Partindo de um entendimento da cidade a partir da acção que nela se desenvolve, o espaço assoma convocado (embora fisicamente ausente) em Museum of Skateboarding como território subjectivo, constituído distopicamente por possíveis amorfismos, rupturas, segmentações e justaposições, circunstâncias intrínsecas à própria manipulação das formas citadinas pelos skaters. A obra de Savchenkov parece, portanto, afirmar a presença de um espaço que não sendo estável, nem tão pouco fixo, está sujeito à re-significação dos seus discursos e práticas através destes skaters-monges-guerreiros, agentes que transformam o skate num objecto hibridado entre o corpo e o espírito, integrando-o numa rotina de exercícios engendrados pela fusão entre mantras, epigramas filosóficos, artes marciais, treino militar e fitness. Os filmes convocam assim uma espécie de identidade mnemónica presente numa linguagem especifica que advém de um entendimento intuitivo do espaço pelos skaters; uma potência muscular da memória que desponta no movimento reflexivo de um corpo moldado e instruído a ver e a navegar as formas urbanas – expressando portanto uma espécie de habilidade intuitiva que advém pela repetição, tal como os próprios mantras ou artes marciais. Neste sentido, abordar a noção de resistência na prática do skate envolve também convocar a sua insubordinação à normalização e ao utilitarismo da arquitectura citadina – questão paradigmática do local onde os filmes de Savchenkov são projectados no Porto –, pois os skaters negam a funcionalidade das formas arquitectónicas, desabilitando-as das suas funções, e, acercando-se assim simbolicamente do próprio carácter do fazer artístico. Esta decifração formal da arquitectura pelo skate concebe-se num entendimento maior da própria posição do individuo no seu ambiente, que se liga livremente a uma certa concepção multiforme de Construtivismo: o que é substituído pelo como, cada forma de percepção e conhecimento é concebida como construção activa do indivíduo sobre o meio, uma accionalidade quotidiana imune à reprodução passiva da inacção.
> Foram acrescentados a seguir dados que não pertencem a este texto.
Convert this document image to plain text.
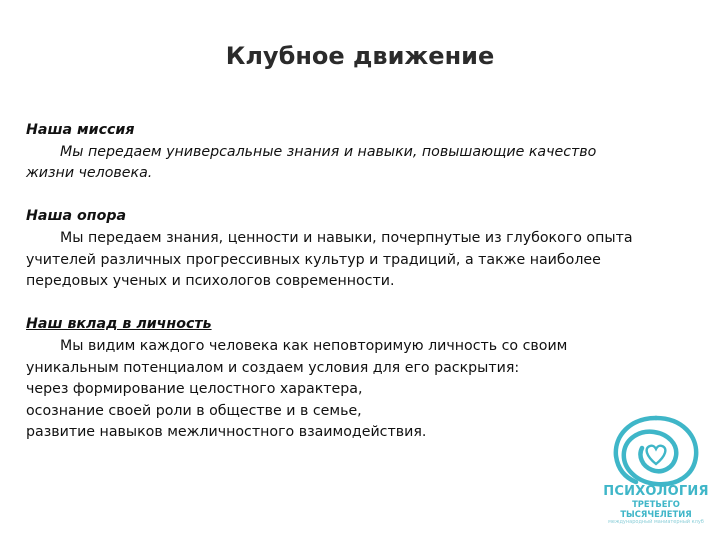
Клубное движение
Наша миссия
Мы передаем универсальные знания и навыки, повышающие качество
жизни человека.
Наша опора
Мы передаем знания, ценности и навыки, почерпнутые из глубокого опыта
учителей различных прогрессивных культур и традиций, а также наиболее
передовых ученых и психологов современности.
Наш вклад в личность
Мы видим каждого человека как неповторимую личность со своим
уникальным потенциалом и создаем условия для его раскрытия:
через формирование целостного характера,
осознание своей роли в обществе и в семье,
развитие навыков межличностного взаимодействия.
ПСИХОЛОГИЯ
ТРЕТЬЕГО ТЫСЯЧЕЛЕТИЯ
международный маниатерный клуб
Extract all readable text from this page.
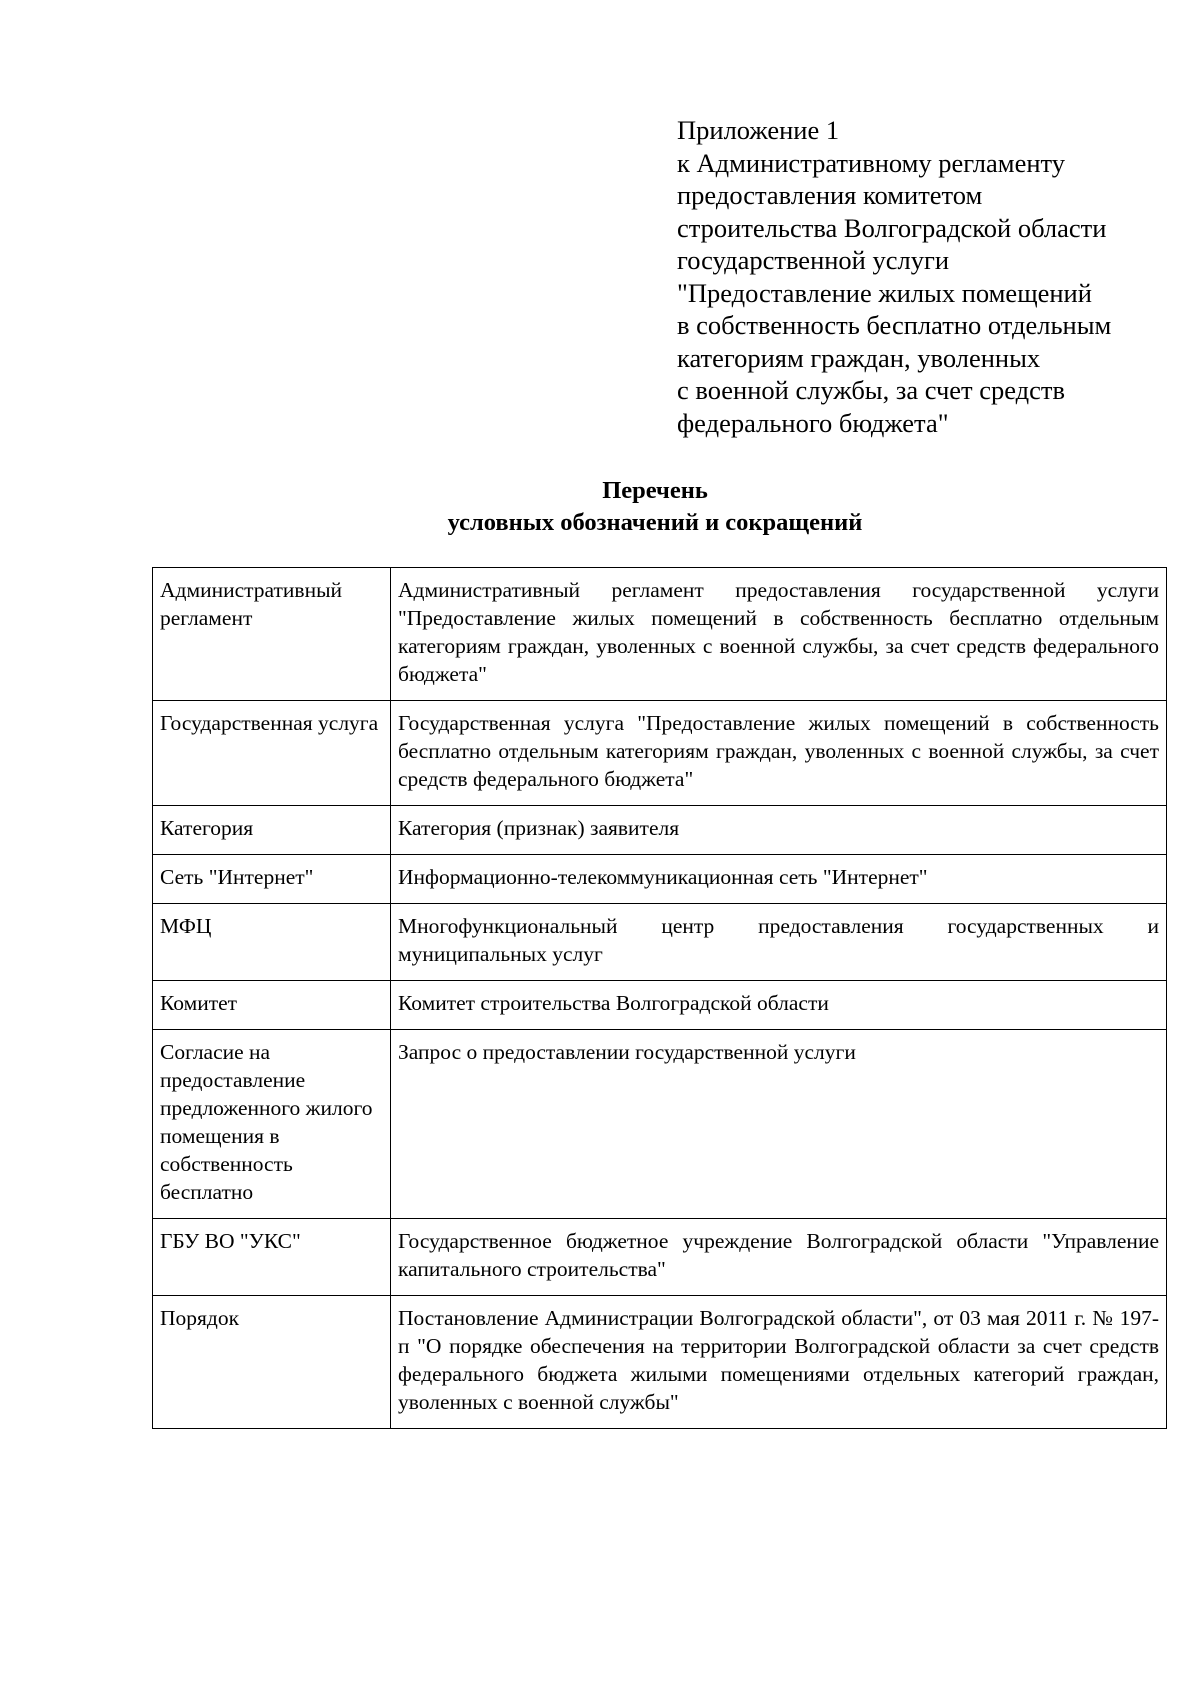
Приложение 1
к Административному регламенту
предоставления комитетом
строительства Волгоградской области
государственной услуги
"Предоставление жилых помещений
в собственность бесплатно отдельным
категориям граждан, уволенных
с военной службы, за счет средств
федерального бюджета"
Перечень
условных обозначений и сокращений
Административный регламент	Административный регламент предоставления государственной услуги "Предоставление жилых помещений в собственность бесплатно отдельным категориям граждан, уволенных с военной службы, за счет средств федерального бюджета"
Государственная услуга	Государственная услуга "Предоставление жилых помещений в собственность бесплатно отдельным категориям граждан, уволенных с военной службы, за счет средств федерального бюджета"
Категория	Категория (признак) заявителя
Сеть "Интернет"	Информационно-телекоммуникационная сеть "Интернет"
МФЦ	Многофункциональный центр предоставления государственных и муниципальных услуг
Комитет	Комитет строительства Волгоградской области
Согласие на предоставление предложенного жилого помещения в собственность бесплатно	Запрос о предоставлении государственной услуги
ГБУ ВО "УКС"	Государственное бюджетное учреждение Волгоградской области "Управление капитального строительства"
Порядок	Постановление Администрации Волгоградской области", от 03 мая 2011 г. № 197-п "О порядке обеспечения на территории Волгоградской области за счет средств федерального бюджета жилыми помещениями отдельных категорий граждан, уволенных с военной службы"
Tanto positivo como negativo, convergente como divergente, as formas da cidade são assim para os skaters matéria de aceitação formal – pelo centramento na sua composição arquitectónica –, como motivo de transgressão do espaço público – ao infringirem a possível imposição ideológica da arquitectura, disciplina que define a direcção dos corpos e o seu comportamento nos lugares, implicando um modelo baseado no consenso. Desta forma, este espaço duplamente material (produzido, construído) e mental (ideológico, sígnico, discursivo) apresenta-se obliquamente na obra de Savchenkov, que convoca a figura do skater como instigador actuante e insubmisso num possível horizonte distópico, onde – tal como acontece frequentemente na prática do skate – os obstáculos volvem-se recursos para uma nova forma de movimento, que abdica da facilidade, para procurar as conformações complexas. Considerando assim não a realidade do espaço, mas o espaço como condutor pluriforme de real, a reconsideração das formas e dos comportamentos em Museum of Skateboarding através desta concepção de uma linguagem gestual do skate, rompe a relação propositiva, convencional e consensual entre o sujeito, o objecto e o espaço, figurando-se antes como forma que se realiza pelo desvio.